Deleting this blank image now it is here would not save anything as I believe all deleted items stay on the server. Maybe the docs should be updated to suggest avoiding uploading blank pages?
And it is better than yet another YouTube cat video.
I usually put that in the (untranslatable) disambiguation comment / annotation.
Trays are either classic grey with grooves, same but white, flat clear (the new standard) or… custom.
throwing a couple of pennies into this conversation, Jason Scott of the Internet Archive (where Cover Archive is stored) has many times said that he doesn’t mind if people up load large images, he’ll find the space. Now how he feels about blank pages I’m unsure, but I do have to agree it does mean completeness (although im not sure I’d go to the trouble myself).
Sometimes “Printed in Canada” is printed on the tray side of the back cover… but really… if you look closely, the image is not a completely, uniformly colored, white sheet of paper. It has yellowed, and there are shadows along the crease of the spines… This discoloration is an exact, but mirrored, copy of the discoloration in the scanned image of the back cover. So, if someone (possibly me someday) subtracts the “tray” side image from the “back” side image, it will produce a color corrected “flat” image of the back cover, without the yellowed tint of the paper, and shadows on the spine.
Yeah, color correction.
Also, my philosophy on archiving these CDs is to capture enough detail so that in three hundred years, a Star Trek style replicator could recreate the physical object for study by future historians.
Many times, I’ve needed to examine some tiny detail on a release (or to compare two variants), and squinting at the small blurry, incomplete scans on Discogs or MusicBrainz, or wherever, there just wasn’t enough detail, and I had to get the physical object to examine directly.
This particular example, the “blank” tray image, is less than 1MB… and it’s a lossless PNG no less.
Anyway, the CAA was rejecting any files larger than a few MB the last time I tried to upload some more scans (several months ago).
Anyway… also… my workflow is to scan the CD artwork in batches of fifty or so.
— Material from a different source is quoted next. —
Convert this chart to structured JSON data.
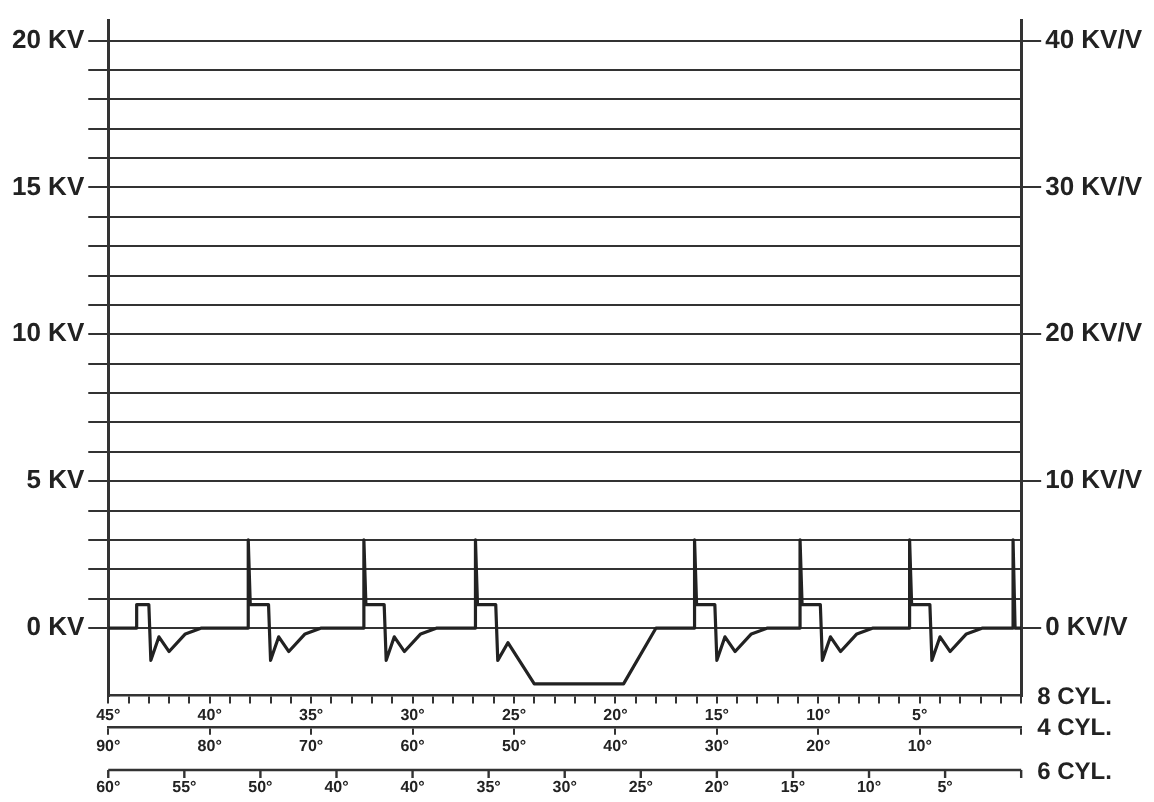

I take the jewel cases apart, put all the tray backs on a flat surface, and put a small wight on top, and leave it for a while, so that the paper uncurls along the spine. Then, I wipe any dust off each sheet with a lint-free microfiber cloth, and load the entire stack into my ADF (duplex) photo scanner. Scan everything at 1200DPI, four times, flipping and rotating the stack around so that various streaks and shadows from the scanner itself can be automatically removed by combining the variously scanned orientations… A process which I haven’t fully automated yet, so I have gigabytes of scans waiting on my file server for me to upload.
This tray image is from an early batch, and is still “raw” and uncorrected.
I’ve considered just TAR’ing it all up, and uploading it to the Internet Archive for someone else to sort through… in case I’m hit by a bus or something before I get around to sorting everything out and processing it, and attaching everything to the right releases in MB.